Political interference tops banking risks
1 February 2010
The greatest threat facing the international banking industry is not financial - it's political, according to a global survey by PricewaterhouseCoopers and the Centre for the Study of Financial Information. For the first time in the 15 year history of 'Banking Banana Skins', political interference was rated the number one risk to banks internationally.
Credit risk and too much regulation rounded out the top three concerns among the survey respondents - 443 bankers, observers and regulators.
All three types of respondents shared the view that the 'politicisation' of banks posed a major threat, but for different reasons. Bankers feel politics could distort their lending decisions. Non-bankers believe that bank rescues have created a 'moral hazard' - that is, an expectation by banks that they will always be bailed out - and would encourage reckless attitudes. Regulators are worried that an early withdrawal of government support before banks are stabilised could trigger another global financial collapse.

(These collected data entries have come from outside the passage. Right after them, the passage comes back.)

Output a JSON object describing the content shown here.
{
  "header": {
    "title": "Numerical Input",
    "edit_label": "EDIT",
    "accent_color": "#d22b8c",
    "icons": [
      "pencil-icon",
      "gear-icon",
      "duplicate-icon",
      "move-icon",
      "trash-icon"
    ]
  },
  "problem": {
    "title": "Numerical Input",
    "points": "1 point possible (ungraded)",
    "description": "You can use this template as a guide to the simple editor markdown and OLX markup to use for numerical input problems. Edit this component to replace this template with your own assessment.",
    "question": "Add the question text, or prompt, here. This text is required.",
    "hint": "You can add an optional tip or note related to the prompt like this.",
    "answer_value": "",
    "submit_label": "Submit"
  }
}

Mike Codling, PricewaterhouseCoopers Banking Leader said, "It's ironic that politics should emerge as a risk to banking when in fact many banks had to be rescued courtesy of politicians and public funds. But clearly the relationship between banks and the wider community has been severely weakened, particularly in the US and Europe."
"Rebuilding trust is going to take years," said Mr Codling "and the risk is that until it is, banks will operate under financial handicaps."
"Indeed, just last week we saw Barack Obama backing plans to restrict banks' activities, and Gordon Brown and Nicolas Sarkozy calling for a tax on bonuses and predicting further tough measures to ensure that in the future, taxpayers won't have to pay for the risks taken by banks."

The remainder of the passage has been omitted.